Adjourned debate on second reading.
(Continued from 29 October 2010.)
The Hon. J.M.A. LENSINK (16:29): I speak in support of this legislation, which has had quite a long gestation, but I think for good reason. The initiator of the review of our consumer laws was the Hon. Peter Costello as Treasurer, who sought a review by the Productivity Commission, which then fed into the Ministerial Council on Consumer Affairs and COAG agreements, which have been signed off. The Productivity Commission occurred in the time period of 2007-08, and in the ensuing years the MCCA and COAG have, as I stated, signed various agreements and come up with a package of amendments to all our jurisdictions which will see us adopt the commonwealth's Australian Consumer Law Act into our legislation.
We have been served well through our range of consumer laws over the years, but I think that it is fair to say that, when there are multiple jurisdictions that have similar laws, it is difficult for consumers to understand what their rights are in each jurisdiction, and particularly for business costs, where businesses that operate across various states and territories need to be aware of what all the different nuances of each legislation may be.
The Australian Consumer Law was passed through the federal parliament this year, and I note that the second bill was referred to a Senate committee, the Senate's Economic Legislation Committee and, and the comments at the time were that that particular bill may have been rushed. So, I commend the Senate committee for its work; the report that it has provided is quite extensive. It was tabled in May of this year, and it outlines a large number of submissions that were provided by organisations that we would expect to hear from in South Australia, such as the Motor Trade Association, various consumer groups, retailers and the like, as well as Choice Australia, to enable it to inform itself about what amendments may have been required to the bill.
Particularly through the work of some of the coalition senators, some amendments or recommendations were incorporated into the final bill. The first is that the definition of consumer should allow for a class of consumers that would encompass small business, which is effectively a continuing exemption for transactions of less than $40,000. Secondly, the existing exemption from the Trade Practices Act for the professions of architects and engineers is being retained.
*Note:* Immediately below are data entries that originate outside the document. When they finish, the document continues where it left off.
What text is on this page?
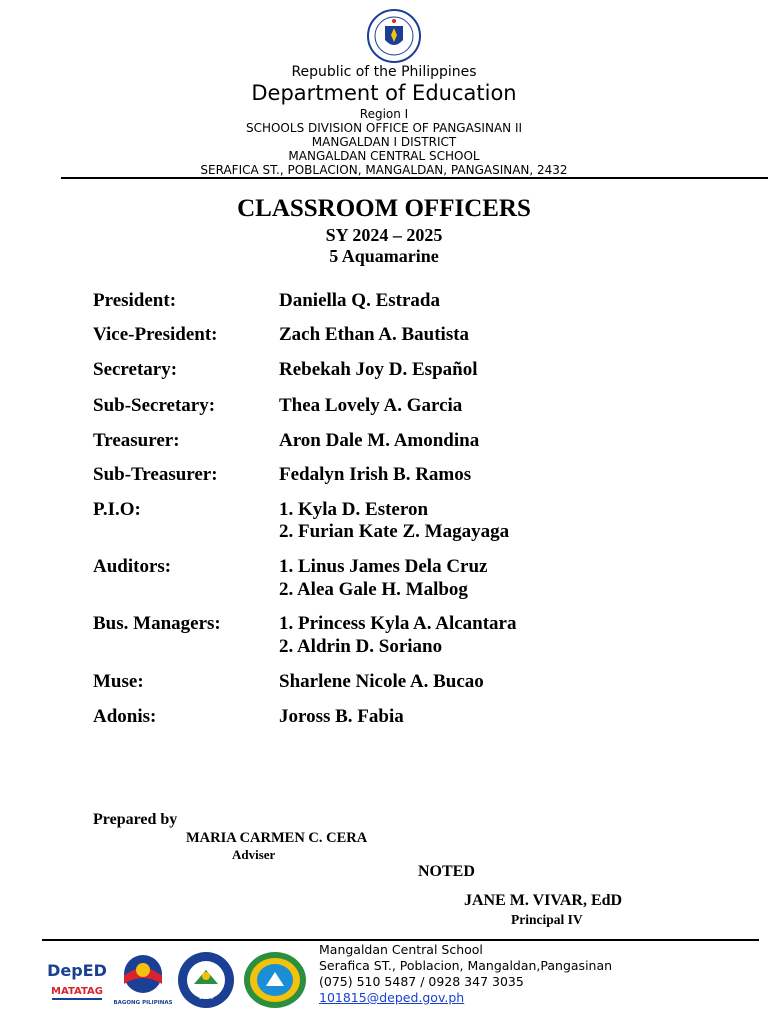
Republic of the Philippines
Department of Education
Region I
SCHOOLS DIVISION OFFICE OF PANGASINAN II
MANGALDAN I DISTRICT
MANGALDAN CENTRAL SCHOOL
SERAFICA ST., POBLACION, MANGALDAN, PANGASINAN, 2432
CLASSROOM OFFICERS
SY 2024 – 2025
5 Aquamarine
President:	Daniella Q. Estrada
Vice-President:	Zach Ethan A. Bautista
Secretary:	Rebekah Joy D. Español
Sub-Secretary:	Thea Lovely A. Garcia
Treasurer:	Aron Dale M. Amondina
Sub-Treasurer:	Fedalyn Irish B. Ramos
P.I.O:	1. Kyla D. Esteron
2. Furian Kate Z. Magayaga
Auditors:	1. Linus James Dela Cruz
2. Alea Gale H. Malbog
Bus. Managers:	1. Princess Kyla A. Alcantara
2. Aldrin D. Soriano
Muse:	Sharlene Nicole A. Bucao
Adonis:	Joross B. Fabia
Prepared by
MARIA CARMEN C. CERA
Adviser
NOTED
JANE M. VIVAR, EdD
Principal IV
DepED
MATATAG
BAGONG PILIPINAS
1990
Mangaldan Central School
Serafica ST., Poblacion, Mangaldan,Pangasinan
(075) 510 5487 / 0928 347 3035
101815@deped.gov.ph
Thirdly, there was an issue in relation to a risk-based safety system rather than an incident-based safety system being adopted. That recommendation was not accepted in its entirety. The fourth is to provide a means for specific industries such as the automobile industry to be exempt from incident reporting, because they already have their own regimes.
Fifthly, the definition of an unsolicited consumer agreement should be expanded to include circumstances where consumers are contacted through indirect means. That provides some of the background to that bill. I would also like to refer to some of the speeches as the bill passed through the federal parliament. Indeed, I think the ministerial council may also be required to further examine some areas for future reforms. In particular, Mr Bruce Billson MP, the member for Dunkley, mentioned that he thought it was very unfair that the unfair contracts provision did not apply to small business. He also talked about new technologies and in particular the impact of some of these laws on an organisation like eBay, where I think the laws may need to try and catch up with future technology.
The amendments to what will become our regime in South Australia include covering unfair contract terms in standard form contracts. The new laws will guarantee consumer rights when buying goods and services, replacing existing laws on conditions and warranties. There is a great deal of simplification of language and processes for remedies.
There are amendments to product safety law and enforcement systems which will become much more rapid and effective and I think that is to be highly commended. There are national laws for unsolicited consumer agreements for door-to-door sales and other direct marketing, simpler rules for lay-by agreements, which is the completely new part of these provisions, enforcement penalty powers and consumer redress options which are based on the Trade Practices Act.
So, with those brief comments, I note that I did not read every clause of the federal act as it is very, very extensive and would be a cure for insomnia, I think, but I did come across an excellent publication produced by the commonwealth Attorney-General's office called Australian Consumer Law, which is dated July 2010 and is easy to download. It provides a very good summary of the new provisions. Indeed, we joked with some of our esteemed colleagues in the House of Assembly that it had some pictures in it which would enable them to be able to understand the legislation a little more easily. With those comments, I commend the bill to the house and look forward to further reforms in the future as they may be required and encourage other members to support the bill.